Here I am, leveling the motor out:
And with my wrenching ‘tash:
We got the engine out and onto the stand. What you can’t see from this picture is the trashed transmission case from the driveshaft incident, and a bent driveshaft from when it was flying around the car at about 55mph.
We were then able to push the car into the garage and continues stripping it down, with help from Adam, Julien, Chris, Matt, Fed, and Ash and his kids.
Here you can see the shell stripped and loaded onto the rental trailer. That was NOT easy without any wheels or suspension! Good job we had MARMS (code for Adam’s strong arms, as opposed to my terrible back) and Matt on hand.
We trailered the shell to the scrapyard the following day:
Off to car heaven…
It was at this point we started to consider the implications of all we had done. We’d stripped the “fast” 325is and were going to have to refit everything to the “slow” 325e. While I was racing with the Bernal Dads team, we’d had an experience where a brand new tyre was ruined by flat spotting it. I also learned that brake modulation is super hard while racing in a pack. With all of this in mind, we started to think about the many implications of fitting the fast stuff from the 325is to the 325e… For example, the 325e, an early pre-facelift car, didn’t come with ABS, which is rather useful for racing (especially for a team of mixed abilities). To retrofit it, we had to cut the ABS off of the IS car for welding to the e. This is just one example from a long list of similar items to alter / fabricate.

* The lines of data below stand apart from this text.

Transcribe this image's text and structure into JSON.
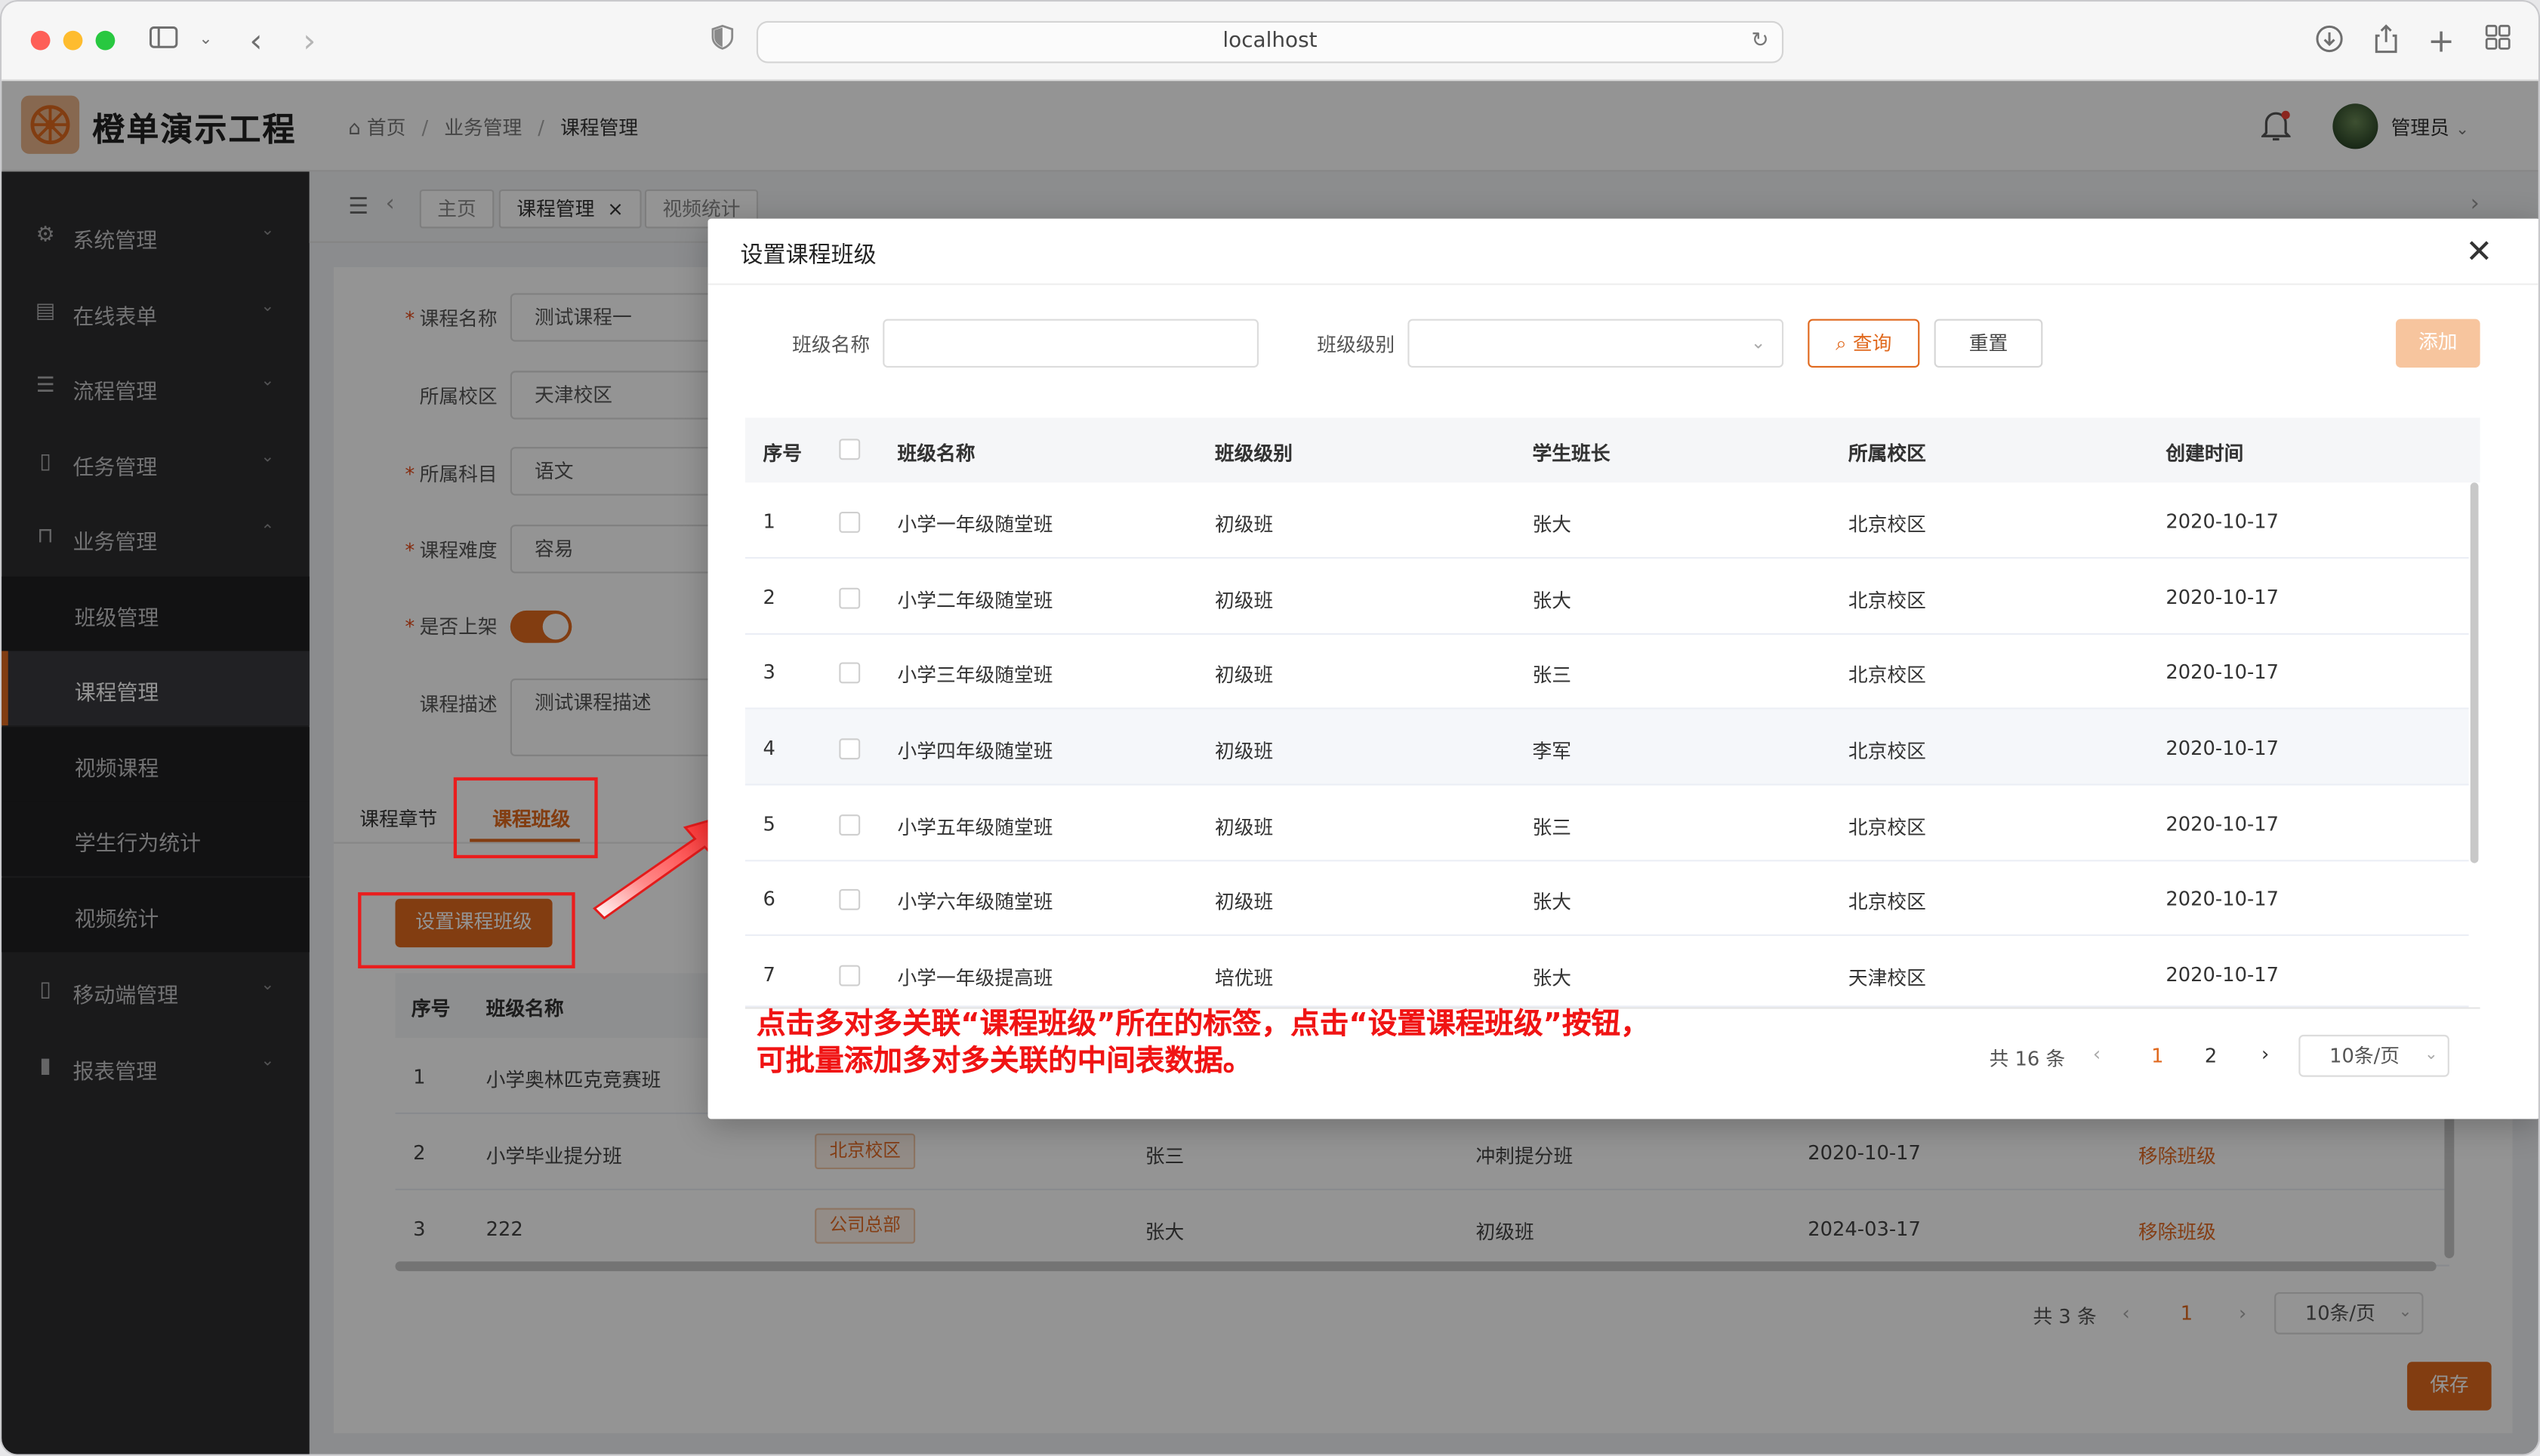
{
  "browser": {
    "url": "localhost"
  },
  "header": {
    "app_title": "橙单演示工程",
    "breadcrumb": [
      "首页",
      "业务管理",
      "课程管理"
    ],
    "separator": "/",
    "user_name": "管理员"
  },
  "sidebar": {
    "items": [
      {
        "label": "系统管理",
        "icon": "gear-icon"
      },
      {
        "label": "在线表单",
        "icon": "form-icon"
      },
      {
        "label": "流程管理",
        "icon": "sliders-icon"
      },
      {
        "label": "任务管理",
        "icon": "doc-icon"
      },
      {
        "label": "业务管理",
        "icon": "bag-icon"
      },
      {
        "label": "移动端管理",
        "icon": "mobile-icon"
      },
      {
        "label": "报表管理",
        "icon": "chart-icon"
      }
    ],
    "subitems": [
      "班级管理",
      "课程管理",
      "视频课程",
      "学生行为统计",
      "视频统计"
    ],
    "active_sub": "课程管理"
  },
  "tabs": [
    {
      "label": "主页"
    },
    {
      "label": "课程管理",
      "close": "×"
    },
    {
      "label": "视频统计"
    }
  ],
  "form": {
    "course_name_label": "课程名称",
    "course_name": "测试课程一",
    "campus_label": "所属校区",
    "campus": "天津校区",
    "subject_label": "所属科目",
    "subject": "语文",
    "difficulty_label": "课程难度",
    "difficulty": "容易",
    "on_shelf_label": "是否上架",
    "on_shelf": true,
    "desc_label": "课程描述",
    "desc": "测试课程描述",
    "save_label": "保存"
  },
  "course_tabs": {
    "chapter": "课程章节",
    "class": "课程班级"
  },
  "set_class_button": "设置课程班级",
  "class_table": {
    "headers": [
      "序号",
      "班级名称"
    ],
    "rows": [
      {
        "idx": "1",
        "name": "小学奥林匹克竞赛班"
      },
      {
        "idx": "2",
        "name": "小学毕业提分班",
        "campus": "北京校区",
        "leader": "张三",
        "level": "冲刺提分班",
        "date": "2020-10-17",
        "action": "移除班级"
      },
      {
        "idx": "3",
        "name": "222",
        "campus": "公司总部",
        "leader": "张大",
        "level": "初级班",
        "date": "2024-03-17",
        "action": "移除班级"
      }
    ],
    "total": "共 3 条",
    "page": "1",
    "page_size": "10条/页"
  },
  "dialog": {
    "title": "设置课程班级",
    "filter": {
      "name_label": "班级名称",
      "name_value": "",
      "level_label": "班级级别",
      "level_value": ""
    },
    "query_label": "查询",
    "reset_label": "重置",
    "add_label": "添加",
    "headers": [
      "序号",
      "班级名称",
      "班级级别",
      "学生班长",
      "所属校区",
      "创建时间"
    ],
    "rows": [
      {
        "idx": "1",
        "name": "小学一年级随堂班",
        "level": "初级班",
        "leader": "张大",
        "campus": "北京校区",
        "date": "2020-10-17"
      },
      {
        "idx": "2",
        "name": "小学二年级随堂班",
        "level": "初级班",
        "leader": "张大",
        "campus": "北京校区",
        "date": "2020-10-17"
      },
      {
        "idx": "3",
        "name": "小学三年级随堂班",
        "level": "初级班",
        "leader": "张三",
        "campus": "北京校区",
        "date": "2020-10-17"
      },
      {
        "idx": "4",
        "name": "小学四年级随堂班",
        "level": "初级班",
        "leader": "李军",
        "campus": "北京校区",
        "date": "2020-10-17"
      },
      {
        "idx": "5",
        "name": "小学五年级随堂班",
        "level": "初级班",
        "leader": "张三",
        "campus": "北京校区",
        "date": "2020-10-17"
      },
      {
        "idx": "6",
        "name": "小学六年级随堂班",
        "level": "初级班",
        "leader": "张大",
        "campus": "北京校区",
        "date": "2020-10-17"
      },
      {
        "idx": "7",
        "name": "小学一年级提高班",
        "level": "培优班",
        "leader": "张大",
        "campus": "天津校区",
        "date": "2020-10-17"
      }
    ],
    "total": "共 16 条",
    "pages": [
      "1",
      "2"
    ],
    "page_size": "10条/页"
  },
  "annotation": {
    "line1": "点击多对多关联“课程班级”所在的标签，点击“设置课程班级”按钮，",
    "line2": "可批量添加多对多关联的中间表数据。"
  },
  "colors": {
    "accent": "#e0691e",
    "sidebar": "#2d2d30",
    "annotation": "#f01414"
  }
}
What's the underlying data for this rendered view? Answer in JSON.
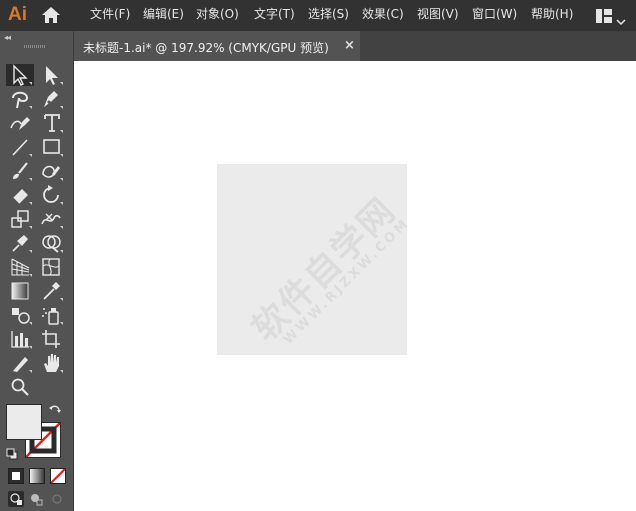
{
  "app": {
    "logo": "Ai"
  },
  "menu": [
    {
      "label": "文件(F)"
    },
    {
      "label": "编辑(E)"
    },
    {
      "label": "对象(O)"
    },
    {
      "label": "文字(T)"
    },
    {
      "label": "选择(S)"
    },
    {
      "label": "效果(C)"
    },
    {
      "label": "视图(V)"
    },
    {
      "label": "窗口(W)"
    },
    {
      "label": "帮助(H)"
    }
  ],
  "toolbar": {
    "collapse": "◂◂"
  },
  "document": {
    "tab_title": "未标题-1.ai* @ 197.92% (CMYK/GPU 预览)",
    "close": "×"
  },
  "watermark": {
    "text": "软件自学网",
    "url": "WWW.RJZXW.COM"
  },
  "colors": {
    "accent": "#d47a2f",
    "menubar": "#323232",
    "panel": "#535353",
    "tabbar": "#424242",
    "artboard": "#ebebeb",
    "stroke_none": "#e02020"
  },
  "tools": [
    "selection-tool-icon",
    "direct-selection-tool-icon",
    "magic-wand-tool-icon",
    "pen-tool-icon",
    "curvature-tool-icon",
    "type-tool-icon",
    "line-segment-tool-icon",
    "rectangle-tool-icon",
    "paintbrush-tool-icon",
    "shaper-tool-icon",
    "eraser-tool-icon",
    "rotate-tool-icon",
    "scale-tool-icon",
    "width-tool-icon",
    "puppet-warp-tool-icon",
    "shape-builder-tool-icon",
    "perspective-grid-tool-icon",
    "mesh-tool-icon",
    "gradient-tool-icon",
    "eyedropper-tool-icon",
    "blend-tool-icon",
    "symbol-sprayer-tool-icon",
    "column-graph-tool-icon",
    "artboard-tool-icon",
    "slice-tool-icon",
    "hand-tool-icon",
    "zoom-tool-icon"
  ]
}
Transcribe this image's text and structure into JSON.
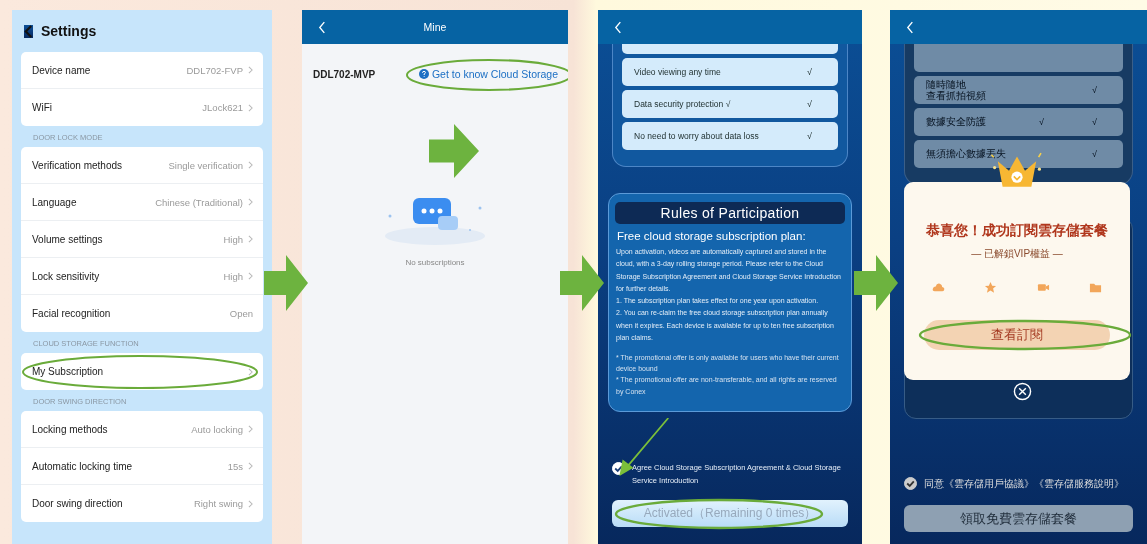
{
  "settings": {
    "title": "Settings",
    "groups": [
      {
        "items": [
          {
            "label": "Device name",
            "value": "DDL702-FVP",
            "chevron": true,
            "highlighted": false
          },
          {
            "label": "WiFi",
            "value": "JLock621",
            "chevron": true,
            "highlighted": false
          }
        ]
      },
      {
        "header": "DOOR LOCK MODE",
        "items": [
          {
            "label": "Verification methods",
            "value": "Single verification",
            "chevron": true,
            "highlighted": false
          },
          {
            "label": "Language",
            "value": "Chinese (Traditional)",
            "chevron": true,
            "highlighted": false
          },
          {
            "label": "Volume settings",
            "value": "High",
            "chevron": true,
            "highlighted": false
          },
          {
            "label": "Lock sensitivity",
            "value": "High",
            "chevron": true,
            "highlighted": false
          },
          {
            "label": "Facial recognition",
            "value": "Open",
            "chevron": false,
            "highlighted": false
          }
        ]
      },
      {
        "header": "CLOUD STORAGE FUNCTION",
        "items": [
          {
            "label": "My Subscription",
            "chevron": true,
            "highlighted": true
          }
        ]
      },
      {
        "header": "DOOR SWING DIRECTION",
        "items": [
          {
            "label": "Locking methods",
            "value": "Auto locking",
            "chevron": true,
            "highlighted": false
          },
          {
            "label": "Automatic locking time",
            "value": "15s",
            "chevron": true,
            "highlighted": false
          },
          {
            "label": "Door swing direction",
            "value": "Right swing",
            "chevron": true,
            "highlighted": false
          }
        ]
      }
    ]
  },
  "mine": {
    "title": "Mine",
    "device": "DDL702-MVP",
    "link": {
      "label": "Get to know Cloud Storage",
      "highlighted": true
    },
    "empty": "No subscriptions"
  },
  "plan_en": {
    "features": [
      {
        "lines": [
          "Video viewing any time"
        ],
        "marks": [
          "√"
        ]
      },
      {
        "lines": [
          "Data security protection  √"
        ],
        "marks": [
          "√"
        ]
      },
      {
        "lines": [
          "No need to worry about data loss"
        ],
        "marks": [
          "√"
        ]
      }
    ],
    "rules_title": "Rules of Participation",
    "plan_title": "Free cloud storage subscription plan:",
    "paragraphs": [
      "Upon activation, videos are automatically captured and stored in the cloud, with a 3-day rolling storage period. Please refer to the Cloud Storage Subscription Agreement and Cloud Storage Service Introduction for further details.",
      "1. The subscription plan takes effect for one year upon activation.",
      "2. You can re-claim the free cloud storage subscription plan annually when it expires. Each device is available for up to ten free subscription plan claims."
    ],
    "notes": [
      "* The promotional offer is only available for users who have their current device bound",
      "* The promotional offer are non-transferable, and all rights are reserved by Conex"
    ],
    "agree": {
      "text": "Agree Cloud Storage Subscription Agreement & Cloud Storage Service Introduction",
      "checked": true,
      "pointed": true
    },
    "button": {
      "label": "Activated（Remaining 0 times）",
      "highlighted": true
    }
  },
  "plan_zh": {
    "features": [
      {
        "lines": [
          "隨時隨地",
          "查看抓拍視頻"
        ],
        "marks": [
          "√"
        ]
      },
      {
        "lines": [
          "數據安全防護"
        ],
        "marks": [
          "√",
          "√"
        ]
      },
      {
        "lines": [
          "無須擔心數據丟失"
        ],
        "marks": [
          "√"
        ]
      }
    ],
    "agree": {
      "text": "同意《雲存儲用戶協議》《雲存儲服務說明》",
      "checked": true
    },
    "button": {
      "label": "領取免費雲存儲套餐"
    },
    "popup": {
      "title": "恭喜您！成功訂閱雲存儲套餐",
      "subtitle": "— 已解鎖VIP權益 —",
      "button": {
        "label": "查看訂閱",
        "highlighted": true
      }
    }
  }
}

In the interim, we needed a rear transmission case to replace the trashed one from the “driveshaft” incident. That sent me back to the oh-so-trusty Craigslist, but nothing turned up locally, so I posted a want ad. I got a couple of responses, including one for a Getrag 260 transmission with worn out bearings, offered for $40.00 in San Jose.
I got back in the car and trundled down to San Jose (again) to pick up the transmission for its rear case.
Thanks to Fiid for the engine crane and stand loan, and to Matt for lending a hand and taking photos.